Thank you, I didn't know that I can put a +1 inside in initializing.
@user3141570 Is this right though? It didn't say you were looking for 3 lines, it sounded like you were looking for an increasing number of columns in each row.
Yes sir, this answer is correct and much more cleaner for my case.
1

Try below code:

public static void main(String[] args) {
int line = 1;
int number = 5;

while (number>=0){
   for(int cnt = 0;cnt < line; cnt++,number--){
     System.out.print(number +" ");             
    }
    line++;
    System.out.println();
}

In this piece of code variable line holds current line number and variable number is any integer you would like to pass on e.g: 5. Currently number variable is hard coded however you can pass and read it from command line argument.

Now, while loop basically check for variable number. While loop condition returns true until number becomes 0 so basically journey starts from original value till 0.

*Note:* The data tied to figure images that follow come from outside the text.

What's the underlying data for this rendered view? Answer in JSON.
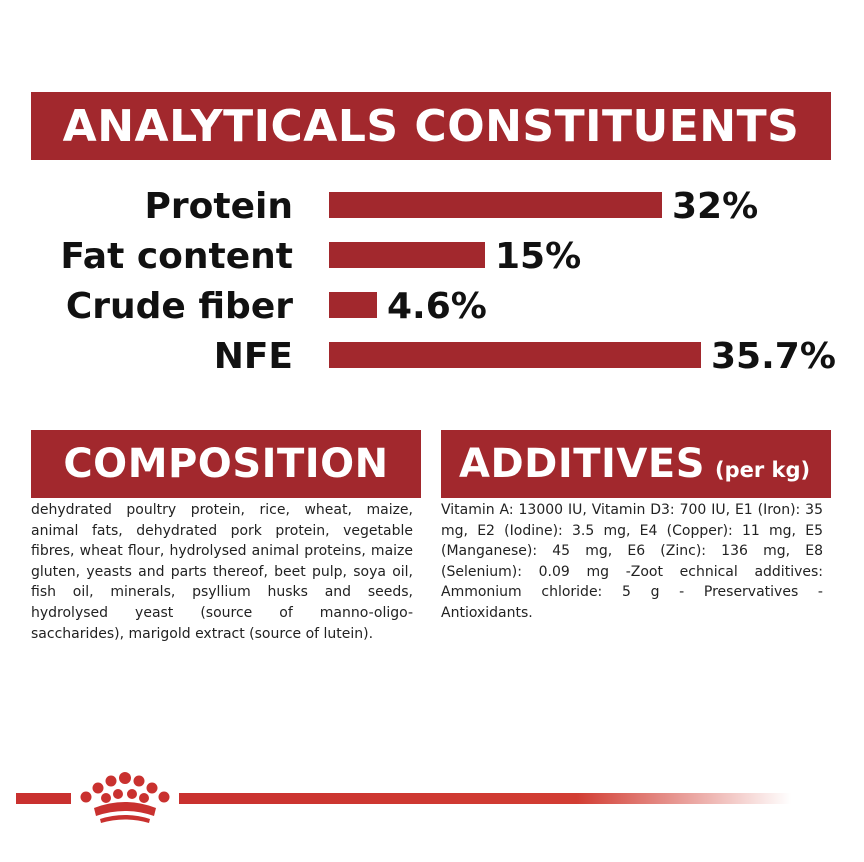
{
  "header": {
    "title": "ANALYTICALS CONSTITUENTS"
  },
  "chart_data": {
    "type": "bar",
    "orientation": "horizontal",
    "categories": [
      "Protein",
      "Fat content",
      "Crude fiber",
      "NFE"
    ],
    "values": [
      32,
      15,
      4.6,
      35.7
    ],
    "value_labels": [
      "32%",
      "15%",
      "4.6%",
      "35.7%"
    ],
    "bar_color": "#a2282d"
  },
  "composition": {
    "title": "COMPOSITION",
    "text": "dehydrated poultry protein, rice, wheat, maize, animal fats, dehydrated pork protein, vegetable fibres, wheat flour, hydrolysed animal proteins, maize gluten, yeasts and parts thereof, beet pulp, soya oil, fish oil, minerals, psyllium husks and seeds, hydrolysed yeast (source of manno-oligo-saccharides), marigold extract (source of lutein)."
  },
  "additives": {
    "title": "ADDITIVES",
    "subtitle": "(per kg)",
    "text": "Vitamin A: 13000 IU, Vitamin D3: 700 IU, E1 (Iron): 35 mg, E2 (Iodine): 3.5 mg, E4 (Copper): 11 mg, E5 (Manganese): 45 mg, E6 (Zinc): 136 mg, E8 (Selenium): 0.09 mg -Zoot echnical additives: Ammonium chloride: 5 g - Preservatives - Antioxidants."
  },
  "colors": {
    "brand_red": "#a2282d",
    "footer_red": "#c9312f"
  },
  "footer": {
    "logo_icon": "crown-icon"
  }
}
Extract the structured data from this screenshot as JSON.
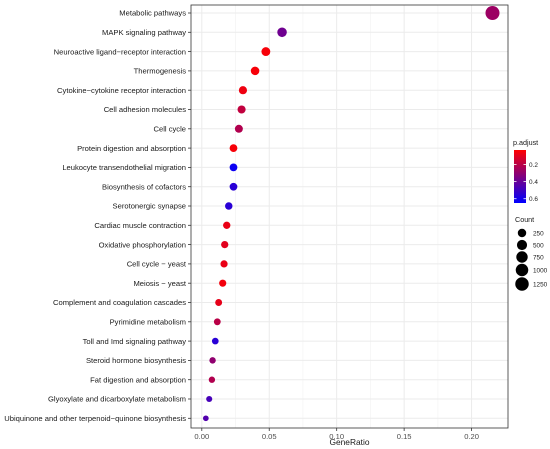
{
  "chart_data": {
    "type": "scatter",
    "title": "",
    "xlabel": "GeneRatio",
    "ylabel": "",
    "xlim": [
      -0.008,
      0.227
    ],
    "x_ticks": [
      0.0,
      0.05,
      0.1,
      0.15,
      0.2
    ],
    "x_tick_labels": [
      "0.00",
      "0.05",
      "0.10",
      "0.15",
      "0.20"
    ],
    "grid": true,
    "legend_position": "right",
    "points": [
      {
        "term": "Metabolic pathways",
        "gene_ratio": 0.2155,
        "p_adjust": 0.27,
        "count": 1400
      },
      {
        "term": "MAPK signaling pathway",
        "gene_ratio": 0.0595,
        "p_adjust": 0.38,
        "count": 400
      },
      {
        "term": "Neuroactive ligand−receptor interaction",
        "gene_ratio": 0.0475,
        "p_adjust": 0.05,
        "count": 300
      },
      {
        "term": "Thermogenesis",
        "gene_ratio": 0.0395,
        "p_adjust": 0.05,
        "count": 260
      },
      {
        "term": "Cytokine−cytokine receptor interaction",
        "gene_ratio": 0.0305,
        "p_adjust": 0.07,
        "count": 215
      },
      {
        "term": "Cell adhesion molecules",
        "gene_ratio": 0.0295,
        "p_adjust": 0.18,
        "count": 205
      },
      {
        "term": "Cell cycle",
        "gene_ratio": 0.0275,
        "p_adjust": 0.22,
        "count": 195
      },
      {
        "term": "Protein digestion and absorption",
        "gene_ratio": 0.0235,
        "p_adjust": 0.05,
        "count": 170
      },
      {
        "term": "Leukocyte transendothelial migration",
        "gene_ratio": 0.0235,
        "p_adjust": 0.62,
        "count": 170
      },
      {
        "term": "Biosynthesis of cofactors",
        "gene_ratio": 0.0235,
        "p_adjust": 0.55,
        "count": 170
      },
      {
        "term": "Serotonergic synapse",
        "gene_ratio": 0.02,
        "p_adjust": 0.55,
        "count": 145
      },
      {
        "term": "Cardiac muscle contraction",
        "gene_ratio": 0.0185,
        "p_adjust": 0.08,
        "count": 135
      },
      {
        "term": "Oxidative phosphorylation",
        "gene_ratio": 0.017,
        "p_adjust": 0.1,
        "count": 125
      },
      {
        "term": "Cell cycle − yeast",
        "gene_ratio": 0.0165,
        "p_adjust": 0.08,
        "count": 120
      },
      {
        "term": "Meiosis − yeast",
        "gene_ratio": 0.0155,
        "p_adjust": 0.06,
        "count": 113
      },
      {
        "term": "Complement and coagulation cascades",
        "gene_ratio": 0.0125,
        "p_adjust": 0.09,
        "count": 95
      },
      {
        "term": "Pyrimidine metabolism",
        "gene_ratio": 0.0115,
        "p_adjust": 0.2,
        "count": 88
      },
      {
        "term": "Toll and Imd signaling pathway",
        "gene_ratio": 0.01,
        "p_adjust": 0.55,
        "count": 78
      },
      {
        "term": "Steroid hormone biosynthesis",
        "gene_ratio": 0.008,
        "p_adjust": 0.3,
        "count": 63
      },
      {
        "term": "Fat digestion and absorption",
        "gene_ratio": 0.0075,
        "p_adjust": 0.22,
        "count": 58
      },
      {
        "term": "Glyoxylate and dicarboxylate metabolism",
        "gene_ratio": 0.0055,
        "p_adjust": 0.48,
        "count": 45
      },
      {
        "term": "Ubiquinone and other terpenoid−quinone biosynthesis",
        "gene_ratio": 0.003,
        "p_adjust": 0.45,
        "count": 25
      }
    ],
    "color_legend": {
      "title": "p.adjust",
      "range": [
        0.03,
        0.65
      ],
      "ticks": [
        0.2,
        0.4,
        0.6
      ],
      "tick_labels": [
        "0.2",
        "0.4",
        "0.6"
      ],
      "colors": {
        "low": "#ff0000",
        "high": "#0000ff"
      }
    },
    "size_legend": {
      "title": "Count",
      "values": [
        250,
        500,
        750,
        1000,
        1250
      ],
      "labels": [
        "250",
        "500",
        "750",
        "1000",
        "1250"
      ],
      "max": 1400
    },
    "colors": {
      "panel_bg": "#ffffff",
      "grid_major": "#ebebeb",
      "grid_minor": "#f5f5f5",
      "panel_border": "#333333"
    }
  }
}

For loop basically check for line number and values to prints in one occurrence. Also it decrease number value by 1 (number--) in every execution. Once it is comes out of for loop it increase line number by 1 (line++)and cursor move to next line using sysout statement.

1 Comment

There is no explanation to your code, it is simply something the OP can just copy and paste into their project. If they are confused enough to come here and ask questions, they're likely not going to understand just a block of code.